Here on java side can I deserialized the stream , so that I can find out there are 3 fields in the stream and its respective name
, type
, and value
You will need to know the schema in advance. Firstly, protobuf does not transmit names; all it uses as identifiers is the numeric key (1
, 2
and 3
in your example) of each field. Secondly, it does not explicitly specify the type; there are only a very few wire-types in protobuf (varint, 32-bit, 64-bit, length-prefix, group); actual data types are mapped onto those, but you cannot unambiguously decode data without the schema
- varint is "some form of integer", but could be signed, unsigned or "zigzag" (which allows negative numbers of small magnitude to be cheaply encoded), and could be intended to represent any width of data (64 bit, 32 bit, etc)
- 32-bit could be an integer, but could be signed or unsigned - or it could be a 32-bit floating-point number
- 64-bit could be an integer, but could be signed or unsigned - or it could be a 64-bit floating-point number
- length-prefix could be a UTF-8 string, a sequence or raw bytes (without any particular meaning), a "packed" set of
repeated
values of some primitive type (integer, floating point, etc), or could be a structured sub-message in protobuf format
- groups - hoorah! this is always unambigous! this can only mean one thing; but that one thing is largely deprecated by google :(
So fundamentally: you need the schema.
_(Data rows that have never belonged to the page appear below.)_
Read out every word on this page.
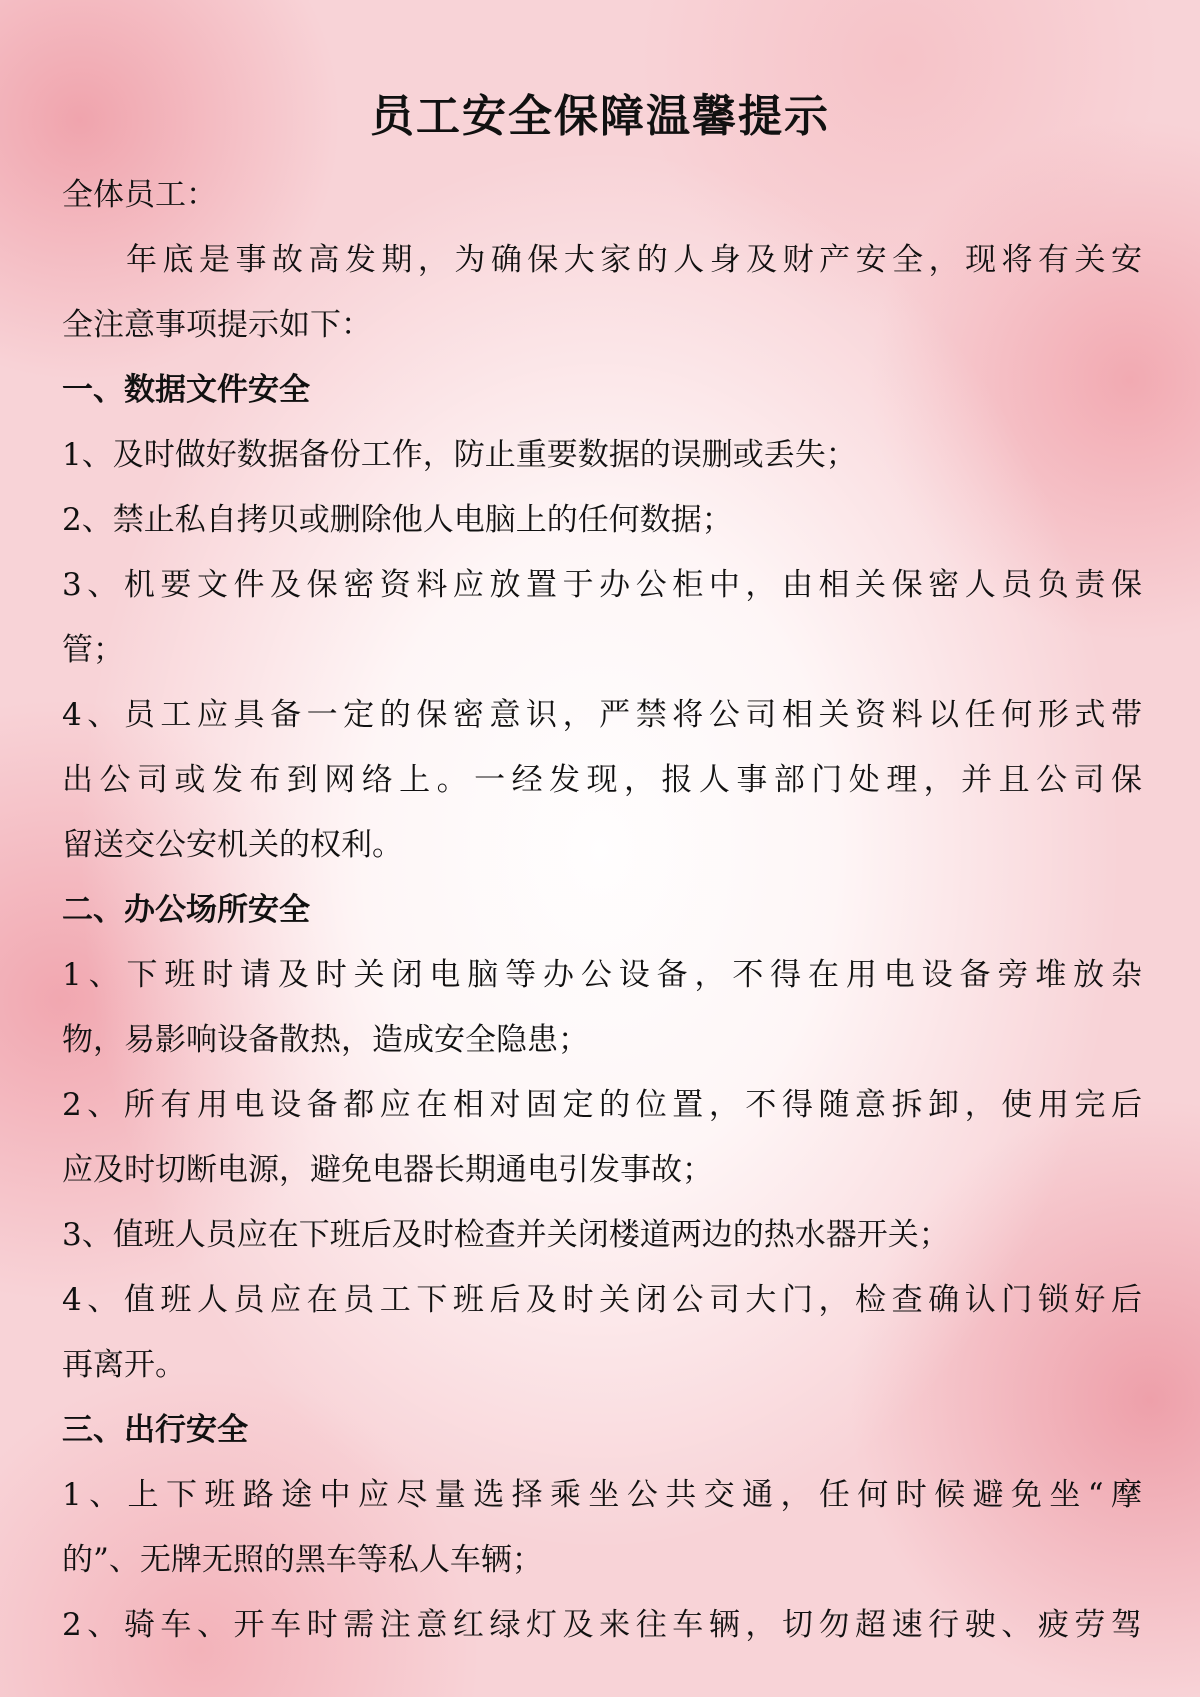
员工安全保障温馨提示
全体员工：
年底是事故高发期，为确保大家的人身及财产安全，现将有关安
全注意事项提示如下：
一、数据文件安全
1、及时做好数据备份工作，防止重要数据的误删或丢失；
2、禁止私自拷贝或删除他人电脑上的任何数据；
3、机要文件及保密资料应放置于办公柜中，由相关保密人员负责保
管；
4、员工应具备一定的保密意识，严禁将公司相关资料以任何形式带
出公司或发布到网络上。一经发现，报人事部门处理，并且公司保
留送交公安机关的权利。
二、办公场所安全
1、下班时请及时关闭电脑等办公设备，不得在用电设备旁堆放杂
物，易影响设备散热，造成安全隐患；
2、所有用电设备都应在相对固定的位置，不得随意拆卸，使用完后
应及时切断电源，避免电器长期通电引发事故；
3、值班人员应在下班后及时检查并关闭楼道两边的热水器开关；
4、值班人员应在员工下班后及时关闭公司大门，检查确认门锁好后
再离开。
三、出行安全
1、上下班路途中应尽量选择乘坐公共交通，任何时候避免坐“摩
的”、无牌无照的黑车等私人车辆；
2、骑车、开车时需注意红绿灯及来往车辆，切勿超速行驶、疲劳驾
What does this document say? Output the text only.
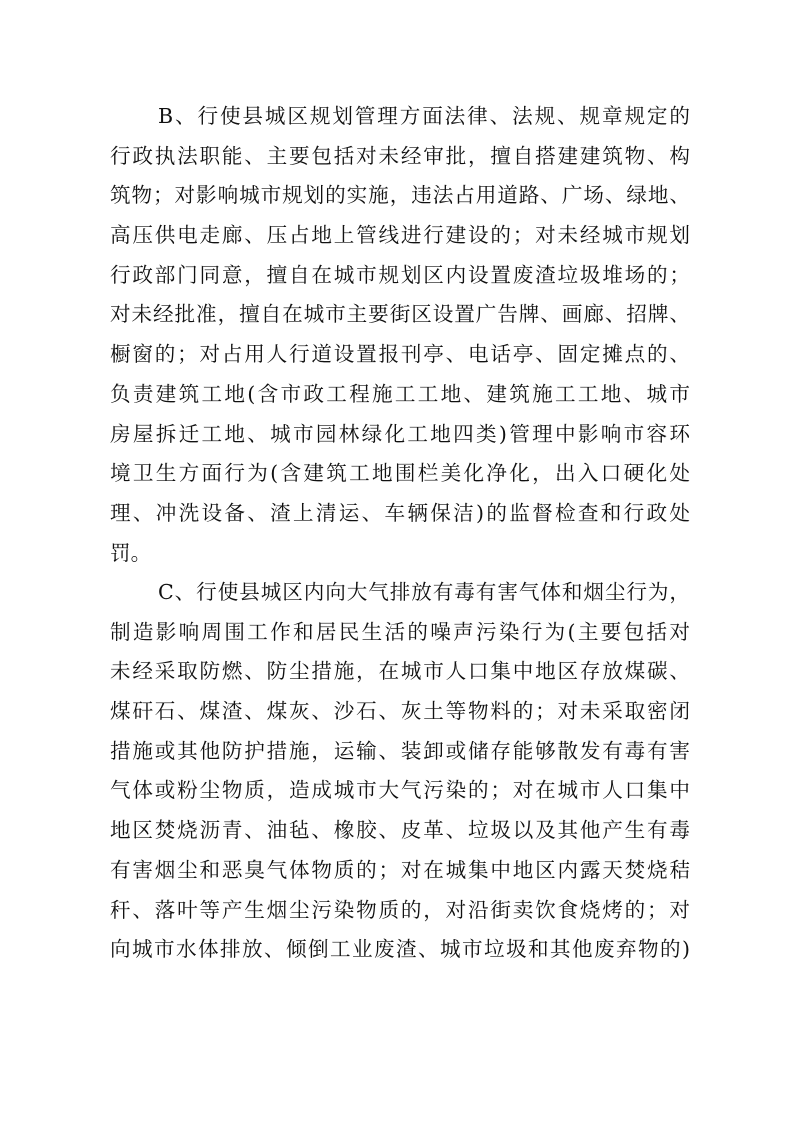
B、行使县城区规划管理方面法律、法规、规章规定的
行政执法职能、主要包括对未经审批，擅自搭建建筑物、构
筑物；对影响城市规划的实施，违法占用道路、广场、绿地、
高压供电走廊、压占地上管线进行建设的；对未经城市规划
行政部门同意，擅自在城市规划区内设置废渣垃圾堆场的；
对未经批准，擅自在城市主要街区设置广告牌、画廊、招牌、
橱窗的；对占用人行道设置报刊亭、电话亭、固定摊点的、
负责建筑工地(含市政工程施工工地、建筑施工工地、城市
房屋拆迁工地、城市园林绿化工地四类)管理中影响市容环
境卫生方面行为(含建筑工地围栏美化净化，出入口硬化处
理、冲洗设备、渣上清运、车辆保洁)的监督检查和行政处
罚。
C、行使县城区内向大气排放有毒有害气体和烟尘行为，
制造影响周围工作和居民生活的噪声污染行为(主要包括对
未经采取防燃、防尘措施，在城市人口集中地区存放煤碳、
煤矸石、煤渣、煤灰、沙石、灰土等物料的；对未采取密闭
措施或其他防护措施，运输、装卸或储存能够散发有毒有害
气体或粉尘物质，造成城市大气污染的；对在城市人口集中
地区焚烧沥青、油毡、橡胶、皮革、垃圾以及其他产生有毒
有害烟尘和恶臭气体物质的；对在城集中地区内露天焚烧秸
秆、落叶等产生烟尘污染物质的，对沿街卖饮食烧烤的；对
向城市水体排放、倾倒工业废渣、城市垃圾和其他废弃物的)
The encoded data does not include what you want. It does this to avoid unnecessary space - if the protocol assumes that the encoder and decoder both know what the message is meant to look like, then a lot less information needs to be sent.
Note, however, that the information that is included is enough to safely round-trip a message even if there are fields that are not expected; it is not necessary to know the name or type if you only need to re-encode it to pass it along / back.
What you can do is use the parser API to scan over the data to reveal that there are three fields, field 1 is a varint, field 2 is length-prefixed, field 3 is length-prefixed. You could make educated guesses about the data beyond that (for example, you could see whether a UTF-8 decode produces something that looks roughly text-like, and verify that UTF-8 encoding that gives you back the original bytes; if it does, it is possible it is a string)